Posés sur les quais de la municipalité de Stord, trois modules gigantesques et obsolètes, soit 40.000 tonnes de matériaux au total, attendent d'être démembrés et réduits en morceaux. Et d'être recyclés à 98%.

"Si vous revenez ici dans un an et demi, vous n'en verrez plus rien", assure, casque sur la tête, Sturla Magnus, un haut responsable d'Aker Solutions, groupe spécialisé dans la construction d'installations pétro-gazières mais aussi dans leur démantèlement.

Derrière lui, des ouvriers s'affairent autour des trois mastodontes: la plateforme du gisement Gyda, fermé en 2020, et deux autres du gisement Valhall, toujours en activité, mais qui ont fait leur temps.

Une fois les inspections de sécurité réalisées, les équipements électriques puis les matériaux dangereux comme l'amiante sont retirés, avant que le reste, énormes coquilles désormais vides, ne soit livré aux cisailles géantes des machines.

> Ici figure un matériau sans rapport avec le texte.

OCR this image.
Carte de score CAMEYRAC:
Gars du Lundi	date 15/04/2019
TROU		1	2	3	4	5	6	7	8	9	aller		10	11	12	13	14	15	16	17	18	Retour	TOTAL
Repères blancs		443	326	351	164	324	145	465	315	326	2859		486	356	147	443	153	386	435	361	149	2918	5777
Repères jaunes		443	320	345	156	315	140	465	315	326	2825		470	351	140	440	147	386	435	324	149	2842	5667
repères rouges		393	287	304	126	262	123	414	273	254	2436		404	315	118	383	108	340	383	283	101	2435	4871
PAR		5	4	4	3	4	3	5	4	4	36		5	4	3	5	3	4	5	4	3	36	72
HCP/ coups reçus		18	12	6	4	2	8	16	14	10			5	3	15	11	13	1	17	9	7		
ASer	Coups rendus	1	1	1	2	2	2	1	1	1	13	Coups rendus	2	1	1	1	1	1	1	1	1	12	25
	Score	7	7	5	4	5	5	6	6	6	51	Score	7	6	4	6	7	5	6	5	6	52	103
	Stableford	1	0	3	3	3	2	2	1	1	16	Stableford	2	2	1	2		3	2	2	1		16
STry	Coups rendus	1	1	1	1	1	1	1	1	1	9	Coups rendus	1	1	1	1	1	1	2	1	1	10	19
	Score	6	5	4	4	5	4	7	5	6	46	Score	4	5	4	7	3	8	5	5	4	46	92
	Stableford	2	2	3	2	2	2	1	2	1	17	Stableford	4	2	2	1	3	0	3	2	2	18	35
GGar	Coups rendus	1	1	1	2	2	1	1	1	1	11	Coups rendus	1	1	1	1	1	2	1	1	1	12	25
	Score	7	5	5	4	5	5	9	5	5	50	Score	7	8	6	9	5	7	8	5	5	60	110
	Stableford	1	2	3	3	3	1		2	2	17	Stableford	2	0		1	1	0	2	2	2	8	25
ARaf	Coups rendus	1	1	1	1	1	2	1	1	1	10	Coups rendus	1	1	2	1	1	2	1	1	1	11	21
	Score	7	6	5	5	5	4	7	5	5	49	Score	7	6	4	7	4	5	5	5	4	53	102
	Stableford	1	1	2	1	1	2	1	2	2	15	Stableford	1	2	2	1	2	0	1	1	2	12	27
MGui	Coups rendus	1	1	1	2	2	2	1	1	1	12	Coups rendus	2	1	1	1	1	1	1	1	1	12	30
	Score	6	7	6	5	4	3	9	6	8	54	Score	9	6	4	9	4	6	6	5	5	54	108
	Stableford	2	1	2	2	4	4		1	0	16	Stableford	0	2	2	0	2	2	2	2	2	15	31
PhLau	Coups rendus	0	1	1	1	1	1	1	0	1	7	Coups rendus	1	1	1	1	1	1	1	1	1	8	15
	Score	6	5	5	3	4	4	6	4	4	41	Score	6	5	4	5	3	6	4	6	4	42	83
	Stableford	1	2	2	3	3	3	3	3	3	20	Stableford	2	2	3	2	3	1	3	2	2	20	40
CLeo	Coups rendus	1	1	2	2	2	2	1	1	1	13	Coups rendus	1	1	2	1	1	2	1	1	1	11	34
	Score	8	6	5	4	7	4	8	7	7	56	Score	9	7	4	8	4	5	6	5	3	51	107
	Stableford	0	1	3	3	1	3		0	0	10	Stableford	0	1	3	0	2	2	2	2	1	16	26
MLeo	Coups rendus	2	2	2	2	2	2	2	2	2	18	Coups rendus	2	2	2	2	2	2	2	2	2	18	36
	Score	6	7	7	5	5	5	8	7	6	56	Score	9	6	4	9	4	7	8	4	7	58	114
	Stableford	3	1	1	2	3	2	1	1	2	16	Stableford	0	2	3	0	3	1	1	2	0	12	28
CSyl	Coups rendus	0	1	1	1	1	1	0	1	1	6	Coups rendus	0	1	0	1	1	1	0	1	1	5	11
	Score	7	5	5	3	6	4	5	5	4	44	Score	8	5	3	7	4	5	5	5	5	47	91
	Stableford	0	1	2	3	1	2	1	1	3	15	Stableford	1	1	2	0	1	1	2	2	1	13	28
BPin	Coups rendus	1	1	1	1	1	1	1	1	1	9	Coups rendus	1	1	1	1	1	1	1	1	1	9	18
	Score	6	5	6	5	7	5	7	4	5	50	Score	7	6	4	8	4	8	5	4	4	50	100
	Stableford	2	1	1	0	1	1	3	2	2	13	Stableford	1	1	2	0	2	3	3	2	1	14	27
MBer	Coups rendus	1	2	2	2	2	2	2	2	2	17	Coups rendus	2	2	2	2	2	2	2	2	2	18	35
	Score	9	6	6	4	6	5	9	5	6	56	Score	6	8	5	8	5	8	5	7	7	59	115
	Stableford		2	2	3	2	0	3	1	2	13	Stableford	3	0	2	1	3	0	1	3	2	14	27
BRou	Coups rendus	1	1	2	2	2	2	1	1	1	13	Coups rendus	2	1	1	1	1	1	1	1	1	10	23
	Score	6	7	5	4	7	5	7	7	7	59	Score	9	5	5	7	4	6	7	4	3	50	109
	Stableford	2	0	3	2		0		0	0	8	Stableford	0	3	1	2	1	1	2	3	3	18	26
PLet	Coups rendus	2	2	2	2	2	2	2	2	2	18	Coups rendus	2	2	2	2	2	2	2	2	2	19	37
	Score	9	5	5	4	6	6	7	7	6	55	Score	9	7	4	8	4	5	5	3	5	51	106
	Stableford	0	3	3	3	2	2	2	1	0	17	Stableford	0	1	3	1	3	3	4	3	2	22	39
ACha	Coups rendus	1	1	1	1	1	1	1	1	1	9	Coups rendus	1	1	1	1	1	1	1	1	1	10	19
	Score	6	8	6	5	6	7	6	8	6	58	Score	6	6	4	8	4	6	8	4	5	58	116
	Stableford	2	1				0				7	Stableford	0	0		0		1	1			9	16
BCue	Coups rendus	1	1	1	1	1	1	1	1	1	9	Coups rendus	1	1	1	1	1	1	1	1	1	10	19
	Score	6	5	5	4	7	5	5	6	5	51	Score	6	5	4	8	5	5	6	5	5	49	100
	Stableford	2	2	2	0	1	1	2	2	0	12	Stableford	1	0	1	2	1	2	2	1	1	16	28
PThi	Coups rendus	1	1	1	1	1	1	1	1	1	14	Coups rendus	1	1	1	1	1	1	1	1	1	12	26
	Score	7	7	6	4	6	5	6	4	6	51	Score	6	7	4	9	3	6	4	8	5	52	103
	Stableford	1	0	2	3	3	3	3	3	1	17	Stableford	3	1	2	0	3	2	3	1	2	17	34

Parmi les déchets les plus valorisés --et les plus omniprésents--, des dizaines de milliers de tonnes d'acier de haute qualité susceptible d'être réutilisé dans de nouvelles plateformes, des structures industrielles ou encore des éoliennes en mer.

Si, encore aujourd'hui, l'entreprise construit plus d'installations pétrolières qu'elle n'en démolit, elle vante les vertus d'un tel recyclage.

Selon diverses estimations, un kilo d'acier recyclé représente entre 58 et 70% d'émissions de gaz à effet de serre en moins qu'un kilo d'acier tout neuf.

- 10.000 installations à démanteler -

La mer du Nord étant un des bassins d'hydrocarbures les plus matures au monde, beaucoup de plateformes pétrolières et gazières y arrivent en fin de vie.

Dans un rapport de 2021, l'association professionnelle Oil and Gas UK (OGUK), devenue depuis Offshore Energies UK (OEUK), chiffrait à plus de 1 million de tonnes le volume total de plateformes dans ces eaux appelées à être mises au rebut sur la décennie.

Un marché considérable et en pleine expansion. Il y a quelques années, l'OGUK plaçait ce chiffre à 200.000 tonnes.

"Si vous regardez à l'échelle mondiale, c'est probablement près de 10.000 installations qui vont revenir à terre à un moment donné", souligne M. Magnus.

Chez Aker Solutions, le plan de charges s'étire jusqu'à 2028.

Certaines mamies font de la résistance.

L'une des plateformes pétrolières les plus anciennes de Norvège, Statfjord A, en exploitation depuis 1979, devait être condamnée en 2022 mais le géant de l'énergie Equinor a décidé en 2020 d'étendre sa durée de vie jusqu'en 2027.

Idem pour les deux autres installations de ce champ d'hydrocarbures, Statfjord B et C, à peine plus récentes mais prolongées au moins jusqu'à 2035.

Un sursis motivé par les réserves restantes, supposées encore "considérables", et que la flambée récente du cours du baril a sans doute encore dû conforter.

- Intérêt écologique -

Tout doit donc disparaître? Pas de l'avis de certains défenseurs de l'environnement.

Selon la branche norvégienne des Amis de la Terre, les pieds en béton des premières installations --par la suite, on a préféré des bases en métal-- constituent des coraux artificiels "fantastiques" avec leurs orifices et aspérités.

"Tous ceux qui ont travaillé sur une plateforme vous le diront: il y a beaucoup de gros poissons qui vivent à proximité parce qu'on n'y pratique pas la pêche industrielle et les poissons peuvent y atteindre l'âge de dix ans", explique le biologiste marin Per-Erik Schulze, conseiller de l'organisation.

L'ONG préconise par conséquent de laisser en place les piliers en béton --dépouillés du reste et, de toute façon, extrêmement complexes à retirer-- et d'instaurer des aires marines protégées autour.

Clin d'oeil de l'histoire, après des décennies à siphonner les tréfonds des océans, le secteur pétrolier contribuerait ainsi modestement à leur protection.